8 Days Winter EBC Exploration
If you are in the mood for visiting Mount Everest Base Camp, then do not despair, this can still be done throughout most of the winter months, and the period when it is most likely to be blocked by snow is in February when Tibet is closed to foreign tourism. An awesome 8-day trip, which incorporates the highlights of the Tibetan capital, this tour takes you through Gyantse and Shigatse, to the wonders of the world’s highest mountain, Mount Everest.
The tour includes a short stop at Lake Yamdrok and Karola Glacier, as well as a tour of the famous Kumbum Stupa in Gyantse, and the Tashilhunpo Monastery in Shigatse, Tibet’s second city. The stupa is 32 meters tall with 108 chapels, and is the only stupa of its kind in Tibet, while the Tashilhunpo Monastery, built by the first Dalai Lama, is the seat of Tibet’s second highest incarnation, the Panchen Lama.
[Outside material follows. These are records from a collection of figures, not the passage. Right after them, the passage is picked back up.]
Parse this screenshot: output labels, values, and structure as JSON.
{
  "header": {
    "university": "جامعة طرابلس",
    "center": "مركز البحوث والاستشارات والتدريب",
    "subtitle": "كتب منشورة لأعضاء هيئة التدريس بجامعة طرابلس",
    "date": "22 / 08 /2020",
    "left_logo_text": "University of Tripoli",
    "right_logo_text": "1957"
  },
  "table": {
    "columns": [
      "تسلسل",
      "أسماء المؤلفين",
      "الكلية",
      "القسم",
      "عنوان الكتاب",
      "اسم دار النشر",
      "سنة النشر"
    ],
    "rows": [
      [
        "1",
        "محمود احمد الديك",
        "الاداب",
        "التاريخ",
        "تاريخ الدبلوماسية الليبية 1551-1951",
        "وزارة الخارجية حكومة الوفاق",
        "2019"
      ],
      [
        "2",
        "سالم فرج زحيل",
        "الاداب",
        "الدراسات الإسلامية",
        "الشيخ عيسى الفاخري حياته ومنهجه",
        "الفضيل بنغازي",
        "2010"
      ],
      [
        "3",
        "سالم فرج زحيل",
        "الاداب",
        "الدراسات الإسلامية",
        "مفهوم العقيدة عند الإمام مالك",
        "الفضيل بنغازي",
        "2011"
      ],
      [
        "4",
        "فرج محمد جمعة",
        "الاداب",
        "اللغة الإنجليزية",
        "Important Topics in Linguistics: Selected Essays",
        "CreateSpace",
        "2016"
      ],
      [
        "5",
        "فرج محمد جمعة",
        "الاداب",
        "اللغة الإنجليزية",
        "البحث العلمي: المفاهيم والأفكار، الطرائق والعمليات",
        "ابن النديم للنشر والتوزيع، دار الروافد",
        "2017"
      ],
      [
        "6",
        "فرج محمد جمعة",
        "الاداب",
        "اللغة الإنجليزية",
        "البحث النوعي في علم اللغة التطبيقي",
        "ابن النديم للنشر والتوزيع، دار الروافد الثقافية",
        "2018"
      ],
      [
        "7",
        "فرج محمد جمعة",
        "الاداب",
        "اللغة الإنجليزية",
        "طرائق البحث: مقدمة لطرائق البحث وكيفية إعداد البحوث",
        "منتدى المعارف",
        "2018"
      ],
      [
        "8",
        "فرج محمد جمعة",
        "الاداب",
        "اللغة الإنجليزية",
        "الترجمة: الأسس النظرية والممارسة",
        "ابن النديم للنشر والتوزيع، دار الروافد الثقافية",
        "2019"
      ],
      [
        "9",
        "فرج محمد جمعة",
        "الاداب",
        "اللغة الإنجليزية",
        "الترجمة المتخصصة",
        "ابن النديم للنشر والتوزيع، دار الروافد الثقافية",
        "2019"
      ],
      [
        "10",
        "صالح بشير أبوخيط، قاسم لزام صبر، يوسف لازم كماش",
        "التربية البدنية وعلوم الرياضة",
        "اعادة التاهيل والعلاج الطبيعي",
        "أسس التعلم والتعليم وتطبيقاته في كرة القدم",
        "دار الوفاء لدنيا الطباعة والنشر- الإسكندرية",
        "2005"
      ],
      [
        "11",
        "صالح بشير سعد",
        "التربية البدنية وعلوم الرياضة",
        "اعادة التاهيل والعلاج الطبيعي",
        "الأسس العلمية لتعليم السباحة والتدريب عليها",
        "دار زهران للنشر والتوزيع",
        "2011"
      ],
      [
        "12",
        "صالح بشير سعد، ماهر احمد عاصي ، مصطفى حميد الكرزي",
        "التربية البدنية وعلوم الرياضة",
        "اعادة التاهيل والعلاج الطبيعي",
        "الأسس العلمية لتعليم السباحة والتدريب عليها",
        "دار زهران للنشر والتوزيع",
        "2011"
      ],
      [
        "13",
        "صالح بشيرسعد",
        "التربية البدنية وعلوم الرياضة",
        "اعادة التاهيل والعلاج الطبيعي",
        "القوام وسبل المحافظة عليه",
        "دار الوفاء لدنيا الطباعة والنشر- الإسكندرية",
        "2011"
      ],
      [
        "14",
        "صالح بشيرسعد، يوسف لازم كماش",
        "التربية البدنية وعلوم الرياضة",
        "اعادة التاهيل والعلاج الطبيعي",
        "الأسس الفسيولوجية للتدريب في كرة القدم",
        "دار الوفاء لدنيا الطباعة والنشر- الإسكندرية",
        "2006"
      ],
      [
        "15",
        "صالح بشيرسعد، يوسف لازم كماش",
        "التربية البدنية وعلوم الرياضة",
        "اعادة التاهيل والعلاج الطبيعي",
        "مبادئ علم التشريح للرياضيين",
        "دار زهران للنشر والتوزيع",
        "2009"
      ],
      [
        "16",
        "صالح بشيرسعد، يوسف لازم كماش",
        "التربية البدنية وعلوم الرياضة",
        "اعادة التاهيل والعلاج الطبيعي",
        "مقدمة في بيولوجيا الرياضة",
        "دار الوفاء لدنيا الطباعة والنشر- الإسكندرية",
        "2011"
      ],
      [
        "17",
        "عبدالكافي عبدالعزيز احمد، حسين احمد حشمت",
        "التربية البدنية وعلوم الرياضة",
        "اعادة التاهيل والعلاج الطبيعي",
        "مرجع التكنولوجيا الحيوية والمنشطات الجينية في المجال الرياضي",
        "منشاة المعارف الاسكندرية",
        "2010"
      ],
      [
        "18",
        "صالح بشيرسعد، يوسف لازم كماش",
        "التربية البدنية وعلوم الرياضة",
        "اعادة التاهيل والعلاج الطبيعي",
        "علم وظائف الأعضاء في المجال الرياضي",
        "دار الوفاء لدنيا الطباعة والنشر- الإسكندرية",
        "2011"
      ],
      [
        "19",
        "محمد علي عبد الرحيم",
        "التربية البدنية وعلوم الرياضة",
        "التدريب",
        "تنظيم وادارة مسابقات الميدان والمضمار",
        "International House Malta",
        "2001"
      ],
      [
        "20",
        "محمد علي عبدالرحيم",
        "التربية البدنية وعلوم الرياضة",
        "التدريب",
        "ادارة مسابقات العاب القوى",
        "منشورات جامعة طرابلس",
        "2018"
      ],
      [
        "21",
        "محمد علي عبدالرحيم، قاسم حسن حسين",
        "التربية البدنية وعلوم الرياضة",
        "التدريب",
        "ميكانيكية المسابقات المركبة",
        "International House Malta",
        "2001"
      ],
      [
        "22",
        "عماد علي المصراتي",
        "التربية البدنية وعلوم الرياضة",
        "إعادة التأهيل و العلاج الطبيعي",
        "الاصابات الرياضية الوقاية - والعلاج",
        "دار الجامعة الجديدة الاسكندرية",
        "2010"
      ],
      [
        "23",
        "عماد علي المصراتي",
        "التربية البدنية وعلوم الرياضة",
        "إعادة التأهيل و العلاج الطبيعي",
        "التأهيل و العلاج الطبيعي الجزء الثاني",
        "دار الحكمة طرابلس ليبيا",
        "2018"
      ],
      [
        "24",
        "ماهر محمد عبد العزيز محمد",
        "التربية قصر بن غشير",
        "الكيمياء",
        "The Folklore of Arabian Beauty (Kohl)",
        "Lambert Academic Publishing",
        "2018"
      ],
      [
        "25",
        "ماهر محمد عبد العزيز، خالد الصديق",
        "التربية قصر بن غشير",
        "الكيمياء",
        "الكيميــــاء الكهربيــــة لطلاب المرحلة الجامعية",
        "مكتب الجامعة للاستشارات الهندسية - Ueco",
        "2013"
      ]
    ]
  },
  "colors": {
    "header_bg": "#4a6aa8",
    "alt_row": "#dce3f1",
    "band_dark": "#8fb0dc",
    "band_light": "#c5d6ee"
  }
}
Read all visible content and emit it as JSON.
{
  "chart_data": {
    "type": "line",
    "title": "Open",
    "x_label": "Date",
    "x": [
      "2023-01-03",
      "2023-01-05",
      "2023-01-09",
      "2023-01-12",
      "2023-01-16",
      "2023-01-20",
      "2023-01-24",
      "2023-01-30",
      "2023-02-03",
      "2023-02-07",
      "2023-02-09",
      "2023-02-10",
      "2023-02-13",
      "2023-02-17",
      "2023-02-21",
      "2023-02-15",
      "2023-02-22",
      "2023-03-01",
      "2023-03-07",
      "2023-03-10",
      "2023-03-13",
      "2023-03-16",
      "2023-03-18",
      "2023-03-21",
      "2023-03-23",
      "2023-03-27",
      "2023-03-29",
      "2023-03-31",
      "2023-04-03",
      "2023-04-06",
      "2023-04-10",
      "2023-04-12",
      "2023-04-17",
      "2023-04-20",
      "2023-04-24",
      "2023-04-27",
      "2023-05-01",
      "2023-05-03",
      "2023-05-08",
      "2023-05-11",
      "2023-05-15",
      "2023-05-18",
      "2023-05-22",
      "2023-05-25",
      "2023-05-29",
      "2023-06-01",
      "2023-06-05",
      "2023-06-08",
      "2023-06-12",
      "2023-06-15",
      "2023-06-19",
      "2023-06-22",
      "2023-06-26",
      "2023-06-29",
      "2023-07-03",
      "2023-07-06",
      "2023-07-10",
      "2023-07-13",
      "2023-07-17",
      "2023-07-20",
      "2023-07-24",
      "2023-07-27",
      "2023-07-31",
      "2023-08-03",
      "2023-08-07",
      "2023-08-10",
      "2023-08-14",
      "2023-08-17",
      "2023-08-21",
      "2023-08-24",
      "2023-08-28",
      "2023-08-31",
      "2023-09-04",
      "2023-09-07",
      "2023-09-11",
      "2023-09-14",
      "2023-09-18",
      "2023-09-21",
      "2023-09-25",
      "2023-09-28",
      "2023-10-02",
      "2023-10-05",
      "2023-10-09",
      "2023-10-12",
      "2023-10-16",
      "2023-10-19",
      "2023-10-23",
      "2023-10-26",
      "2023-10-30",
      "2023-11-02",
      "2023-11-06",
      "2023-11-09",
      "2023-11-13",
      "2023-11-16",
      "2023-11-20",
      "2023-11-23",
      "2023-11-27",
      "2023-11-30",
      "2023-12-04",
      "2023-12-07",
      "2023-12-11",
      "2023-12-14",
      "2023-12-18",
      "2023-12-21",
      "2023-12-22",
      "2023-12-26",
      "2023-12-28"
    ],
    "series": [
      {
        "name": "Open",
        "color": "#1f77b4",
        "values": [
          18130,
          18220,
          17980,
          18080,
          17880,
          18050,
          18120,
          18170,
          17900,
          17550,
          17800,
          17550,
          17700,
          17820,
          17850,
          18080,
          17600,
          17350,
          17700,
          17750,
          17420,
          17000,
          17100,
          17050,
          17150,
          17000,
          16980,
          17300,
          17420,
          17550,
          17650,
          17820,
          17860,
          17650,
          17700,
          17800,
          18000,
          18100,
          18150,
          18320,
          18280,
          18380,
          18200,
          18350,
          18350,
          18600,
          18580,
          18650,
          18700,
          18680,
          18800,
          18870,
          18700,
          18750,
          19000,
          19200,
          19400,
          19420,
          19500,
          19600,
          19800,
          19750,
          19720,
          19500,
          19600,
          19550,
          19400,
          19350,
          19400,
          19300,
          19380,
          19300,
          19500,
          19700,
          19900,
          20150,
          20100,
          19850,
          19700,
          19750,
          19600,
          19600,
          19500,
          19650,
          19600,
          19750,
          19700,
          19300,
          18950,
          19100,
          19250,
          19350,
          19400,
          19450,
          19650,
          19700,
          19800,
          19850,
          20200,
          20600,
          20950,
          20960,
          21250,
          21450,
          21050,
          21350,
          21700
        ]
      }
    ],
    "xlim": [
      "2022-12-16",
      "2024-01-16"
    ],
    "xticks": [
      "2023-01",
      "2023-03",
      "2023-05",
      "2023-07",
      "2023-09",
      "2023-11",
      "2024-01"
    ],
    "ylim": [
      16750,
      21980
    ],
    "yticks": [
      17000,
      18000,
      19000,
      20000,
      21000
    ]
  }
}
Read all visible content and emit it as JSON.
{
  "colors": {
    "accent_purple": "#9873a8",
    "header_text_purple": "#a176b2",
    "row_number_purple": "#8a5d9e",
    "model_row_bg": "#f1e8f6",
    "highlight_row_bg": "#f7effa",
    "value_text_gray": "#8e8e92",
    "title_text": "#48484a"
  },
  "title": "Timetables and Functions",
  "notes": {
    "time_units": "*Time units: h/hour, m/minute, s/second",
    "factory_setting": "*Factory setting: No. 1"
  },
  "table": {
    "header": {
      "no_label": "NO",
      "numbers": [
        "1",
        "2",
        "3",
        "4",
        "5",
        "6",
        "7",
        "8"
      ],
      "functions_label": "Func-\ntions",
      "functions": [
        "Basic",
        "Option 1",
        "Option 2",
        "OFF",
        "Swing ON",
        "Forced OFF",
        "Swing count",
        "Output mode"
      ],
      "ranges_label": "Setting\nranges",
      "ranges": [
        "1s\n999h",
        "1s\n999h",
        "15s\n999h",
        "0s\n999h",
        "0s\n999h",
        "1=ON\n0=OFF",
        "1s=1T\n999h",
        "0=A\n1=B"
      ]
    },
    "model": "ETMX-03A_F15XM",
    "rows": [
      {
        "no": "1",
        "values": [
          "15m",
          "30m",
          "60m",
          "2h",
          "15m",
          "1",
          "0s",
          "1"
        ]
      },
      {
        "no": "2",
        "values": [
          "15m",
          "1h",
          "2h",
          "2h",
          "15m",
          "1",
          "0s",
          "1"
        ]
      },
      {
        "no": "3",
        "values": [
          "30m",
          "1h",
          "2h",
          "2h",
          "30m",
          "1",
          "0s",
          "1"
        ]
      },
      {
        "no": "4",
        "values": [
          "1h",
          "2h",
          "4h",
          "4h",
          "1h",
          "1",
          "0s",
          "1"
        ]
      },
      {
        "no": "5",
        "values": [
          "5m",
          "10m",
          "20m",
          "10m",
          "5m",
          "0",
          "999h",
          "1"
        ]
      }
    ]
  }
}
But the highlight of this tour and the culmination of the trip is the chance to stand in the shadow of Mount Everest, at the famous Northern Base Camp, the first base camp set up on the slopes of the mountain almost 100 years ago. The views from the camp are spectacular, and if you are looking for that special photo, the view from the nearby Rongbuk Monastery, where you will stay the night before heading to the base camp, are best seen early in the morning, as the rising sun strikes the eastern side of the mountain.